Inspired by a remarkable true story in which a sister practically gives up almost two decades of her life in order to save her brother who has been convicted of murder and has been sentenced to life in prison. It's an amazing and inspirational story, but unfortunately the film suffers from being overly manipulative at times and too conventional. Conviction has Oscar bait written all over it, and despite having a heavy clichéd script the excellent cast elevate the film and make it worth recommending. Many people remember Tony Goldwyn from his villainous role in Ghost, but he has also directed a couple of rom-coms. This is the first time he directs a fully dramatic film and it suffers from being overly sentimental at times (the score is way too melodramatic).

The film is saved however by its excellent cast. Hillary Swank is amazing as this working mother who decides to put her personal aspirations aside to help save her imprisoned brother. In order to do so she decides to finish High School and go through law school. Not an easy task considering Betty Anne has two children to maintain. Sam Rockwell plays Betty's brother, Kenny, who was arrested in 1983 for a brutal murder. Betty and Kenny had been very close since they were young because their mother was constantly working so we get several flashbacks of them spending their childhood days breaking into nearby homes and dreaming of a better life. This always got Kenny into trouble with the local authorities. Years later, when a woman was found brutally murdered in a trailer near to Kenny's place he was the first suspect. After some incriminating evidence against him he is sentenced and that is when her loving sister decides to dedicate her life to free him. The degree of devotion she has for her brother is unprecedented and truly inspirational.

The question one asks throughout the film is how far Betty is willing to go to help her brother considering it has led her to lose her husband and any attempt to have a life of her own. It has even affected her relationship with her two children, played by Owen Campbell and Conor Donovan, who feel neglected at times. There isn't one second in which she questions what she is doing and takes it more as a responsibility and a debt she has for her brother. Swank gives a powerful performance and her devotion to Kenny is completely believable. Rockwell is also great as Kenny in both the prison scenes and in some of the flashback scenes where we see some of his wild behavior. He plays his character extremely well, up to the point where you are never really sure wether or not this guy is guilty for the crime he has committed. The only person who seems convinced about his innocence is his sister and that made the film all the more compelling.

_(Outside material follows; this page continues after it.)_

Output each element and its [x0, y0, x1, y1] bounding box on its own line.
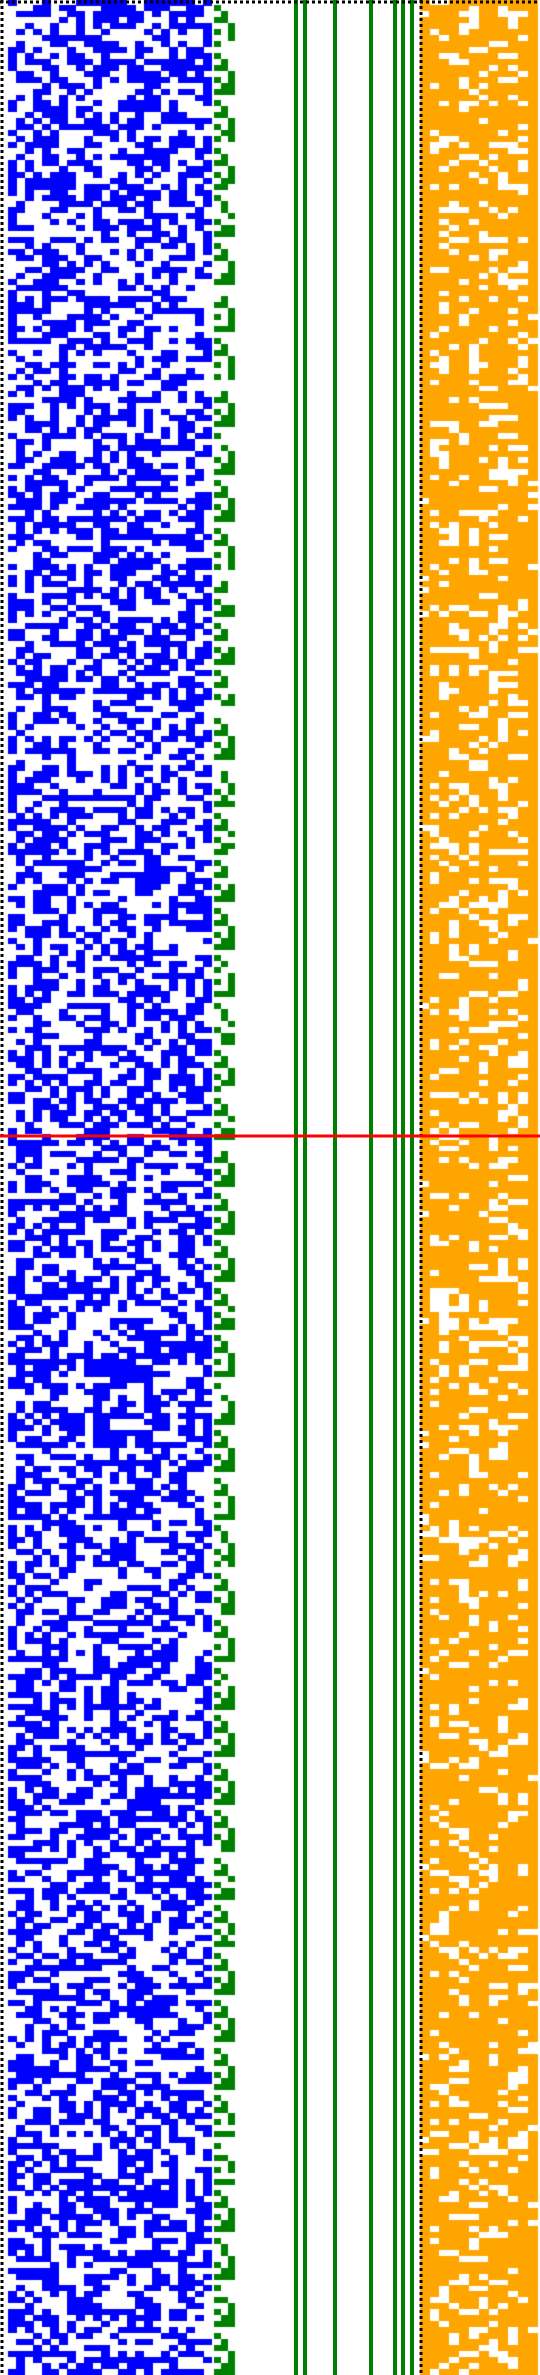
counter-lines-group — [294, 0, 414, 2375]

Minnie Driver plays Abra Rice, one of the law students who befriends Betty and helps her on the case. Her relationship with Betty could've been explored a bit better, but the entire focus of the film was on Betty's devotion and effort to try to free her brother so she is only introduced as this friend who helped with the case. The family dynamics between Betty and her children and between her and her ex husband is barely touched upon because the filmmaker's devotion was focused on the relationship between the two siblings. It didn't hurt that they were played by Rockwell and Swank, two extremely talented actors. I'm a huge fan of Sam Rockwell and I could personally watch anything he does so I might be a bit biased but their relationship in this film is what sold this movie. Melissa Leo has some small scenes in the film, but her presence is always welcomed. The film has its flaws and at times the pacing of the film does begin to drag and feel repetitive, but the performances more than make up for it at the end.